Start on the left end of a face, just below a bulge. Clip the first bolt, move up the cracked face and then to the crack. From the ledge, make a committing move up to a nice hand hold before clipping the 5th bolt.
Protection
5 bolts to a 2 bolt anchor. A #1-1.5 Friend is useful for between the 3rd and 4th bolts, and a #2 Friend is good for protecting just below the 5th.
In all due respect to the founder of this web page, Myke K., I must raise objections and warnings about this route. While the climbing is okay, the anchor system and the bolting are not up to par. Bring a steady mind or some trad gear for the middle section of this route. This is fine and not harder than 5.6. However, the anchor was placed on a fully undercut and detached block; stable for now, but for how long? In addition, if you are under 5 ft 10 inches in height, you can add another number to the grade and a poorly protected move to the anchor. The simple solution is to drop the anchor for convenient clipping from the top of ledge that marks the end of any reasonable climbing, about four feet lower than it is. This project is on the docket and I hope we get done this spring (2001). However, be forewarned before you run up this route.

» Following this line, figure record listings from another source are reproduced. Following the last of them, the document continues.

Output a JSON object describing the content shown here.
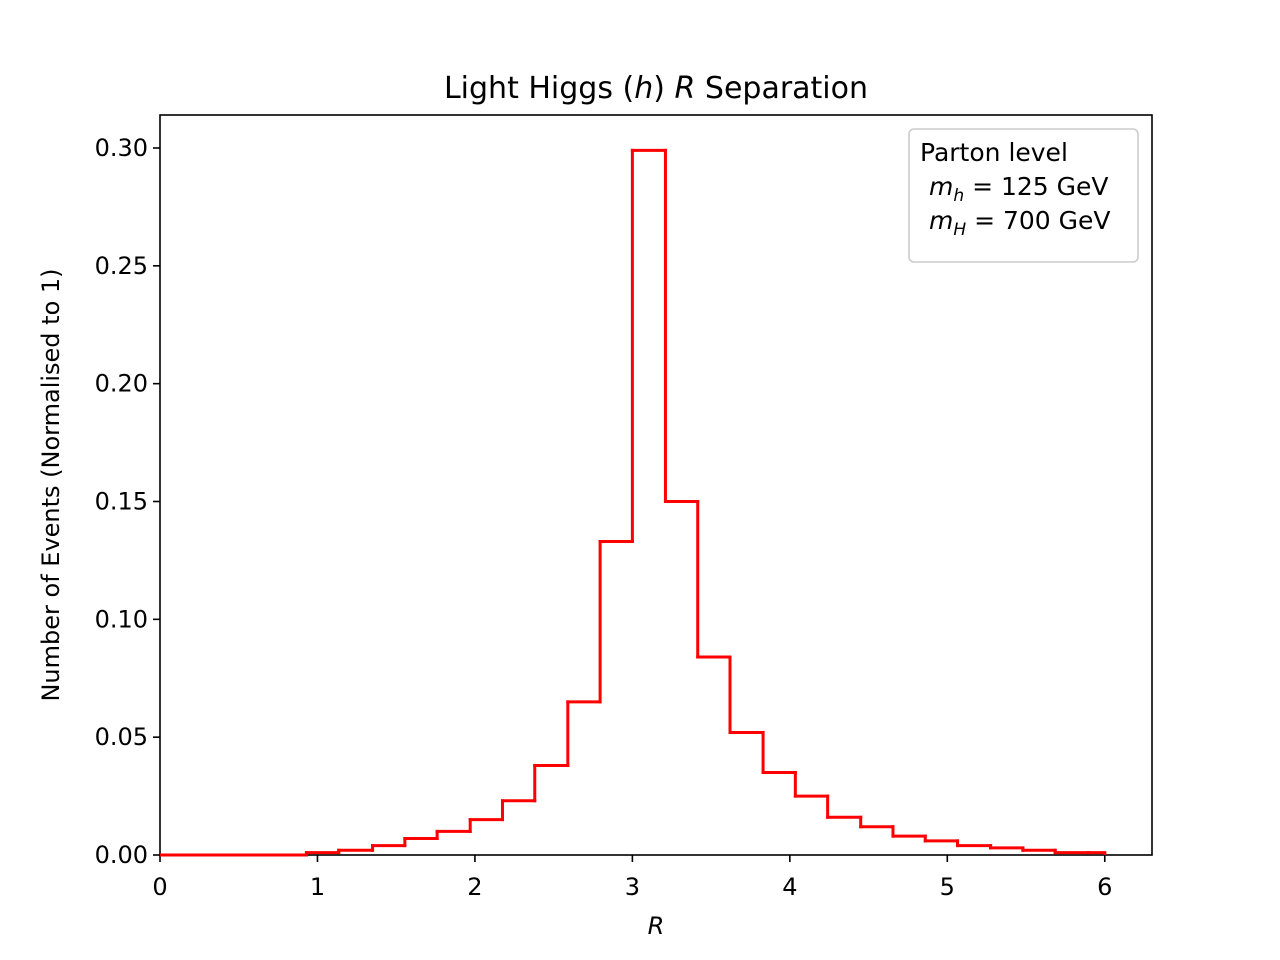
{
  "chart_data": {
    "type": "histogram-step",
    "title": {
      "pre": "Light Higgs (",
      "var": "h",
      "mid": ") ",
      "var2": "R",
      "post": " Separation"
    },
    "xlabel": "R",
    "ylabel": "Number of Events (Normalised to 1)",
    "xlim": [
      0,
      6.3
    ],
    "ylim": [
      0,
      0.314
    ],
    "xticks": [
      0,
      1,
      2,
      3,
      4,
      5,
      6
    ],
    "xtick_labels": [
      "0",
      "1",
      "2",
      "3",
      "4",
      "5",
      "6"
    ],
    "yticks": [
      0.0,
      0.05,
      0.1,
      0.15,
      0.2,
      0.25,
      0.3
    ],
    "ytick_labels": [
      "0.00",
      "0.05",
      "0.10",
      "0.15",
      "0.20",
      "0.25",
      "0.30"
    ],
    "series": [
      {
        "color": "#ff0000",
        "bin_edges": [
          0.93,
          1.135,
          1.35,
          1.555,
          1.76,
          1.97,
          2.175,
          2.38,
          2.59,
          2.795,
          3.0,
          3.21,
          3.415,
          3.62,
          3.83,
          4.035,
          4.24,
          4.45,
          4.655,
          4.86,
          5.065,
          5.275,
          5.48,
          5.685,
          5.895,
          6.0
        ],
        "values": [
          0.001,
          0.002,
          0.004,
          0.007,
          0.01,
          0.015,
          0.023,
          0.038,
          0.065,
          0.133,
          0.299,
          0.15,
          0.084,
          0.052,
          0.035,
          0.025,
          0.016,
          0.012,
          0.008,
          0.006,
          0.004,
          0.003,
          0.002,
          0.001,
          0.001
        ]
      }
    ],
    "legend": {
      "position": "top-right",
      "line1": "Parton level",
      "line2": {
        "sym": "m",
        "sub": "h",
        "rest": " = 125 GeV"
      },
      "line3": {
        "sym": "m",
        "sub": "H",
        "rest": " = 700 GeV"
      }
    },
    "grid": false
  }
}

Richard - Agreed. The guy who led this climb, (currently working a 5.13 on redpoint so no slouch), is about 510" and stood on that ledge for a good while before we found someone that we could borrow a cam from and send it up. A fall there would be nasty.
The observations about the gear are now obsolete. We just climbed it this weekend and were happy to find the top anchors lowered and the scary clip from the upper ledge now an easy reach. While my memory may be faulty, it seems like something was sorted out lower on the route as well. The route is much safer.
By David Houston From: Boulder, Colorado Jan 17, 2003
Your memory is right: There was another bolt added to cover the runout on the middle face. Great route, personally, I think the crux is the final move off the ledge to the anchors!